Prediction of the Temperature of Liquid Aluminum and the Dissolved Hydrogen Content in Liquid Aluminum with a Machine Learning Approach

Abstract

In aluminum casting, the temperature of liquid aluminum and the dissolved hydrogen density are crucial factors to be controlled for the purpose of both quality control of molten metal and cost efficiency. However, the empirical and numerical approaches to predict these parameters are quite complex and time consuming, and it is necessary to develop an alternative method for rapid prediction with a small number of experiments. In this study, the machine learning models were developed to predict the temperature of liquid aluminum and the dissolved hydrogen content in liquid aluminum. The obtained experimental data was preprocessed to be used for constructing the machine learning models by the sliding time window method. The machine learning models of linear regression, regression tree, Gaussian process regression (GPR), Support vector machine (SVM), and ensembles of regression trees were compared to find the model with the highest performance to predict the target properties.
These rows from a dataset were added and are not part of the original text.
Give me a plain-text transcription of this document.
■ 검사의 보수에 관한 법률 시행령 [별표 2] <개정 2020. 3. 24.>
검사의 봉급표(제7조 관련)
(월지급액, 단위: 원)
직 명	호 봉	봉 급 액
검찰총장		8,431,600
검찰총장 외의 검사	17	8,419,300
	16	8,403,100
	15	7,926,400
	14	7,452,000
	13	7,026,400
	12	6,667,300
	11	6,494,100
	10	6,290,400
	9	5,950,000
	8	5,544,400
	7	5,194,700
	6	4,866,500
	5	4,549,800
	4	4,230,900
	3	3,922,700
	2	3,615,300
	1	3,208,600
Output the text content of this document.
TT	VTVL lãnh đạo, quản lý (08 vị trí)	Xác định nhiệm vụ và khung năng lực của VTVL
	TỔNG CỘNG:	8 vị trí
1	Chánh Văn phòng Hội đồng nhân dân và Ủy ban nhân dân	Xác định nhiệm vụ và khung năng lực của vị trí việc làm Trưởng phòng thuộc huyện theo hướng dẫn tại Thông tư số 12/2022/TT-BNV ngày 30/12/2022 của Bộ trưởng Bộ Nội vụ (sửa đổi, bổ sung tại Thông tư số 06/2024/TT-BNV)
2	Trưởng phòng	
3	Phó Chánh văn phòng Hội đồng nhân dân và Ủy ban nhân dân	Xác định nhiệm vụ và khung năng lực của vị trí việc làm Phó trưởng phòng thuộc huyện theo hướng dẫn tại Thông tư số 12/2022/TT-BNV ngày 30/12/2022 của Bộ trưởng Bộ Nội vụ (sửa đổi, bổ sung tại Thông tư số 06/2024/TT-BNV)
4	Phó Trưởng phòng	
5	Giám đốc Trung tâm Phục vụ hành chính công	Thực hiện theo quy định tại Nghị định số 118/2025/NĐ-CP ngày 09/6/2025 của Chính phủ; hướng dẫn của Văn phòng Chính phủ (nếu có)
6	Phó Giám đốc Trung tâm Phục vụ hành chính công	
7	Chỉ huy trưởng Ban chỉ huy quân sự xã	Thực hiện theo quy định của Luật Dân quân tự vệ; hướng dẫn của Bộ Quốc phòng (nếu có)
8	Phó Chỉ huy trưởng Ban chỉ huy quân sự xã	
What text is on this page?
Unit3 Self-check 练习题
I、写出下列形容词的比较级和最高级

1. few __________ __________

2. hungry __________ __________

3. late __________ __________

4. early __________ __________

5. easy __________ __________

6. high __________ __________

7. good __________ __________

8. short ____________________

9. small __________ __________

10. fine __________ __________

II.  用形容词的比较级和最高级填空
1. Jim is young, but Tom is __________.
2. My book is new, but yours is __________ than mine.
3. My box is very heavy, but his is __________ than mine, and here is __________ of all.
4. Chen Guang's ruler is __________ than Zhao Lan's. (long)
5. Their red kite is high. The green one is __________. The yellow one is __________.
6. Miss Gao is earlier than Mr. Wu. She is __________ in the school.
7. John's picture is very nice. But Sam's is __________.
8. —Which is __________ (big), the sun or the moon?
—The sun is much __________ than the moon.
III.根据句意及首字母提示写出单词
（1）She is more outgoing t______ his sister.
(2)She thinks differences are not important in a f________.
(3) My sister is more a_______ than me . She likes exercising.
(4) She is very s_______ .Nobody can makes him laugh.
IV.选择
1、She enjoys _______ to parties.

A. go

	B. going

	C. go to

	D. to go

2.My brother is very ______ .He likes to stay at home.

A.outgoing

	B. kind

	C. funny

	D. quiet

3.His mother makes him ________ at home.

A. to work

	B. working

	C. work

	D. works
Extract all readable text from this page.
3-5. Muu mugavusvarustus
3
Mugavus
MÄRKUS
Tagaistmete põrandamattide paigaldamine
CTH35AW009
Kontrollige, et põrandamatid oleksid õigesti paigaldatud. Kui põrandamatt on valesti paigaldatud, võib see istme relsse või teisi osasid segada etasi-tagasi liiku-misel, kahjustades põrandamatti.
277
For the prediction of the temperature of liquid aluminum and the dissolved hydrogen content in liquid aluminum, the linear regression and GPR models were selected with the high accuracy of prediction, respectively. In comparison to the numerical modeling, the machine learning modeling had better performance, and was more effective for predicting the target property even with the limited data set when the characteristics of the data were properly considered in data preprocessing.